- Trump anuncia banimento de CNN, MS NOW e Politico da Casa Branca, afirmando que os veículos divulgam notícias falsas.
- Presidente ameaça impedir outros veículos de acessar a Casa Branca, mas não há medidas concretas em vigor.
- CNN, MS NOW e Politico são veículos com cobertura política e governamental, com posições ideológicas distintas.
- Trump classifica como corrupção suposto pagamento de US$ 8 milhões ao Politico durante o governo Biden.
- Decisão ocorre após histórico de restrições à imprensa, incluindo redução de acesso à AP em 2025.
O presidente dos Estados Unidos, Donald Trump, anunciou nesta sexta-feira (18) que CNN, MS NOW e Politico estão banidos da Casa Branca, em uma medida que, segundo ele, tem efeito imediato. Em publicação na rede Truth Social, Trump acusou os três veículos de divulgarem “notícias falsas” sobre seu governo, sem apresentar provas ou citar reportagens específicas, e afirmou que outras organizações de imprensa também poderão ser alvo de restrições.
Trump ameaça outros veículos
Na publicação, o presidente americano afirmou que os veículos de comunicação não deveriam publicar informações que ele considera falsas ao fazer a cobertura da Presidência e do governo.
“Os veículos de comunicação não deveriam poder escrever ou noticiar constantemente FICÇÃO e MENTIRAS quando estão cobrindo o presidente dos Estados Unidos, o governo Trump ou os Estados Unidos da América”
Trump também indicou que outros veículos poderão ser impedidos de acessar a Casa Branca. Até o momento do anúncio, porém, não estava claro se a medida significaria retirada de credenciais, proibição de entrada no prédio ou restrição à participação em determinados eventos presidenciais.
Apesar do anúncio de efeito imediato, equipes da CNN permaneciam na Casa Branca nesta sexta-feira, e não havia indicação pública de que a administração tivesse adotado medidas concretas para retirar os jornalistas do local.
Quem são os veículos
A CNN é uma das principais redes de televisão dos Estados Unidos e mantém cobertura diária da Casa Branca.
A MS NOW, anteriormente conhecida como MSNBC, é um canal de notícias por assinatura conhecido pela cobertura política de orientação liberal.
Já o Politico é um veículo especializado em política e governo dos Estados Unidos, com cobertura do Congresso, da Casa Branca e de outras instituições do país.
Trump questiona pagamento ao Politico
Na mesma publicação, Trump classificou como corrupção um suposto pagamento de US$ 8 milhões feito durante o governo de Joe Biden ao Politico.
O valor, porém, correspondia a assinaturas mantidas por diferentes órgãos do governo americano para acesso ao conteúdo produzido pelo veículo, e não a um pagamento único feito pela administração Biden ao site.
Histórico de restrições à imprensa
A decisão anunciada nesta sexta-feira ocorre após outras medidas do governo Trump para restringir o acesso de determinados veículos à cobertura presidencial.
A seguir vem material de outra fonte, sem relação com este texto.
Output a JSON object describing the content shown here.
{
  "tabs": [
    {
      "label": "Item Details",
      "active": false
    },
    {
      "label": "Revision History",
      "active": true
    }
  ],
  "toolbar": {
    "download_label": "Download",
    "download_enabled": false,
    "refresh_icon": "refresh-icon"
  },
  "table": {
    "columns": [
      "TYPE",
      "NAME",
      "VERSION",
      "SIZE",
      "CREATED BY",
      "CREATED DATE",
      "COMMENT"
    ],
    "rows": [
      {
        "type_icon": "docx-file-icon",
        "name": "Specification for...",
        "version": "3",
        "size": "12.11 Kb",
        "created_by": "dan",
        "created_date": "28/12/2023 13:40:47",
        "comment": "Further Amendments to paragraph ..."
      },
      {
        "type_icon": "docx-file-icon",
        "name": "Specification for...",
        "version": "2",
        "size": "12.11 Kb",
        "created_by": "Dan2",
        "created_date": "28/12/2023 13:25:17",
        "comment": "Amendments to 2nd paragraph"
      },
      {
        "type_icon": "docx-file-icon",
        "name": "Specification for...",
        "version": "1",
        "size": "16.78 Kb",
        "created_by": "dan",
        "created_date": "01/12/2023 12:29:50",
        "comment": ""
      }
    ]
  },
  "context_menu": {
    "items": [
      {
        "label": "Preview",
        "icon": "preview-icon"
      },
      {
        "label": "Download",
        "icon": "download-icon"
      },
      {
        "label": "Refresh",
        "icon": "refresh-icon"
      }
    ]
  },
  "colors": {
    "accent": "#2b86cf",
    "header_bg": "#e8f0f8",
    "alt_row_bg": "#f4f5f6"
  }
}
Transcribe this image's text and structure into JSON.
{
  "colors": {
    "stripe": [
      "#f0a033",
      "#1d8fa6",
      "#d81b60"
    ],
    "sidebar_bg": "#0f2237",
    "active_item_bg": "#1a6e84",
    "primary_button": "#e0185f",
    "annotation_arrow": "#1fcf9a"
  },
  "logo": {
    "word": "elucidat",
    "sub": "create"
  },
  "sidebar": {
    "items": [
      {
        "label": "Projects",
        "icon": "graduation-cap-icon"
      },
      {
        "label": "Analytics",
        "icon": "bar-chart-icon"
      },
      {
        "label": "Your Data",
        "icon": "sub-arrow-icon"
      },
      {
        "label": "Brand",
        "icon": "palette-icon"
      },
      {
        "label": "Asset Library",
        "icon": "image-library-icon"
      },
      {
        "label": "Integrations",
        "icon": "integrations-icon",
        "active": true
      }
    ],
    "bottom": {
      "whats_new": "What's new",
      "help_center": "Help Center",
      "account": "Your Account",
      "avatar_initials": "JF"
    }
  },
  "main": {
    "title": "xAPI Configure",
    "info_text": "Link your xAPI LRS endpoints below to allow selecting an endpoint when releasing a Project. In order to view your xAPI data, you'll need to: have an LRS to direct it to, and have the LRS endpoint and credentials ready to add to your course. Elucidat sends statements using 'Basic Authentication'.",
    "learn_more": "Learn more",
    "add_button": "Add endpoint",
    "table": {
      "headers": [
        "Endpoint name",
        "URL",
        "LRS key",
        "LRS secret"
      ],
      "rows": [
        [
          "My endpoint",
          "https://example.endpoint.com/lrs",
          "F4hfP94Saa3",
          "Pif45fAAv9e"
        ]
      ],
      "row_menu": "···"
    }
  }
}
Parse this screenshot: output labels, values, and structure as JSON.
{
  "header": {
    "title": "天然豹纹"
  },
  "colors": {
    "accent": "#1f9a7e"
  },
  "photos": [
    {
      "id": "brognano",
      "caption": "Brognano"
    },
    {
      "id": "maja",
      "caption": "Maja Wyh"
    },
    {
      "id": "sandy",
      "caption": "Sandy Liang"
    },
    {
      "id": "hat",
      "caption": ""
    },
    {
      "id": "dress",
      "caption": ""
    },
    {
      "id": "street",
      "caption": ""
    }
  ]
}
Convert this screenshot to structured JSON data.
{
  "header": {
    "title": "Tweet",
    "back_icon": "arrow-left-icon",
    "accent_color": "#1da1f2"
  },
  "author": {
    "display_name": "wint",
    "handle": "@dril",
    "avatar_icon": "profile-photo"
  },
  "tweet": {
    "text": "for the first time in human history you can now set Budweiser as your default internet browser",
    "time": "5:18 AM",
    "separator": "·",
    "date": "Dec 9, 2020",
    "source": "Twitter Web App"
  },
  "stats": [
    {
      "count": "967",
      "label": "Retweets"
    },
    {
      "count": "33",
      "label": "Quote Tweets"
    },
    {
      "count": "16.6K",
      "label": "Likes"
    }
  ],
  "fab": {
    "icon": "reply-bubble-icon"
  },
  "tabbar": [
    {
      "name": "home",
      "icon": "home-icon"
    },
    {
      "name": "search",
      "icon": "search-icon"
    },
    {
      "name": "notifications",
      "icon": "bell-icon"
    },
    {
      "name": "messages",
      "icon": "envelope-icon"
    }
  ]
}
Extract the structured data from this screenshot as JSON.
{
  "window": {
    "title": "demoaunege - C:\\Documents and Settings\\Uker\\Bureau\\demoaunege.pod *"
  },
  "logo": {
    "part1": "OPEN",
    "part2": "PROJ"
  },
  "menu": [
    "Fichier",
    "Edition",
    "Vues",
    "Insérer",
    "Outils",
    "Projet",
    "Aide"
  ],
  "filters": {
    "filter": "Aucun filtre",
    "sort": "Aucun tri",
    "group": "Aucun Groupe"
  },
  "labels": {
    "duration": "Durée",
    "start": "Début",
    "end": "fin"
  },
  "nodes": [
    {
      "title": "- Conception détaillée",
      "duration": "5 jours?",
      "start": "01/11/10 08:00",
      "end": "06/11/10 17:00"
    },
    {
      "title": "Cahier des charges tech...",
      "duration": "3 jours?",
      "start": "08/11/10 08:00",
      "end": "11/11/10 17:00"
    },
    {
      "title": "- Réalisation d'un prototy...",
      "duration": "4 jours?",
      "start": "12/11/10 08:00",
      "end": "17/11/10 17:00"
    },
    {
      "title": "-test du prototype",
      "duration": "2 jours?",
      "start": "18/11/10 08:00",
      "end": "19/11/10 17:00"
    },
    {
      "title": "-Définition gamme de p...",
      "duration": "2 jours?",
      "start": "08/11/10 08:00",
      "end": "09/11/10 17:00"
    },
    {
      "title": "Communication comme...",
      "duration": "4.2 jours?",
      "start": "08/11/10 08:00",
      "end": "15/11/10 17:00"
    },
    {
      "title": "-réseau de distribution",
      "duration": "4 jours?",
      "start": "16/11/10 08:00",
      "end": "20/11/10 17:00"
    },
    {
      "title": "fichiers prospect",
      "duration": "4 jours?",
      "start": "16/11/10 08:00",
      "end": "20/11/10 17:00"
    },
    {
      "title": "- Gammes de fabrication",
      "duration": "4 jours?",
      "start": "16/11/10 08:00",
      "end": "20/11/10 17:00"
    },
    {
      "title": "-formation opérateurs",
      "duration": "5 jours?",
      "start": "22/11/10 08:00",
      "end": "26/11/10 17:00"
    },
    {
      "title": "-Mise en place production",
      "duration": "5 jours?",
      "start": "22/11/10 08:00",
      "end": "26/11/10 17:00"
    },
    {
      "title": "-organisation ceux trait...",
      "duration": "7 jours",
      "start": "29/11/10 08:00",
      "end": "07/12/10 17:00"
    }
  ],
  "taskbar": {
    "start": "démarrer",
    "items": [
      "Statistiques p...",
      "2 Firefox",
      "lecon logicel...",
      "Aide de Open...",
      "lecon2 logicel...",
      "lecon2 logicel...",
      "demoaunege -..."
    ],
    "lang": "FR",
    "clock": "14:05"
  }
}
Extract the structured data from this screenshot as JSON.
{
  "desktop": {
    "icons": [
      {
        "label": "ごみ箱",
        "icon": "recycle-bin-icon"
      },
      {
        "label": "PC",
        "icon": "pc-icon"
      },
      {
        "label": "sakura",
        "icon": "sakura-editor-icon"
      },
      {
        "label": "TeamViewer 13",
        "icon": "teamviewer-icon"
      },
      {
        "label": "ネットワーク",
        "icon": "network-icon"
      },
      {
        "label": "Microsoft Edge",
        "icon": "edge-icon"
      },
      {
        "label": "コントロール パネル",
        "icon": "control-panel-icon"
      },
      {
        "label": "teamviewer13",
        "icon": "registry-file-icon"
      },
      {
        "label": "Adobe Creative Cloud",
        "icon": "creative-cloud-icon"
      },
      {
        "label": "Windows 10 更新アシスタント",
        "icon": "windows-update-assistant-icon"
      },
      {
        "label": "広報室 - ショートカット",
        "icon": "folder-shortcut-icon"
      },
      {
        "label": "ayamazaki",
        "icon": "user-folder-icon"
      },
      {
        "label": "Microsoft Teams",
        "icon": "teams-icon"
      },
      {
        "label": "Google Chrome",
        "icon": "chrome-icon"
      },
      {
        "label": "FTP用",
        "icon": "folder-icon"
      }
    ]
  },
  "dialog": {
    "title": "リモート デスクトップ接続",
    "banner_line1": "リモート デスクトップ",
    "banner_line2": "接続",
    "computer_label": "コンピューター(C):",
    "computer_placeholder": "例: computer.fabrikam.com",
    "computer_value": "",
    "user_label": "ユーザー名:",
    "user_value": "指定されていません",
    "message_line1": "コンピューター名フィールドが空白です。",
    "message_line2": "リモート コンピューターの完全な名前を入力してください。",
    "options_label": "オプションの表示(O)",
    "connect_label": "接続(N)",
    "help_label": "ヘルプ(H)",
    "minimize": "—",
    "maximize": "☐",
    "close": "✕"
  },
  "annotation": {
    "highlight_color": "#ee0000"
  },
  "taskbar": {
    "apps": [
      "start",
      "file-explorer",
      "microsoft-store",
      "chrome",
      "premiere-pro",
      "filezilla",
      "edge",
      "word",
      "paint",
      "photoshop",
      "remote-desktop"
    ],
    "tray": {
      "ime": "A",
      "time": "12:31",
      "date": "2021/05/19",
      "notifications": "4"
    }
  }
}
Em 2025, a Associated Press (AP) teve o acesso reduzido a eventos no Salão Oval, ao Air Force One e a outros espaços com capacidade limitada depois de a agência se recusar a adotar a expressão “Golfo da América” no lugar de “Golfo do México”, como determinado por Trump.
A AP recorreu à Justiça. Em abril de 2025, um juiz federal determinou que a Casa Branca deveria restaurar o acesso da agência a eventos presidenciais abertos a jornalistas. Posteriormente, um tribunal federal de apelações manteve temporariamente as restrições enquanto o processo continuava.
Casa Branca mudou regras de acesso
Desde o retorno de Trump à Presidência, a Casa Branca também alterou o modelo de organização do acesso de jornalistas ao presidente. O governo passou a ter maior participação na escolha dos veículos que acompanham eventos com espaço limitado.
Tradicionalmente, um sistema de rodízio era organizado por uma associação independente de jornalistas para garantir que diferentes veículos tivessem acesso à cobertura presidencial.
A administração Trump também criou um espaço destinado às chamadas “novas mídias”, incluindo podcasts, newsletters e veículos digitais.
As mudanças foram apresentadas como uma adaptação à transformação do setor de comunicação, mas também provocaram questionamentos sobre os critérios utilizados pelo governo para selecionar os jornalistas que terão acesso ao presidente.
Em fevereiro de 2025, Reuters, Associated Press e outros veículos também foram impedidos de acompanhar a primeira reunião do gabinete de Trump. A discussão sobre as restrições chegou aos tribunais em meio ao debate sobre os limites do governo para controlar o acesso da imprensa aos eventos presidenciais.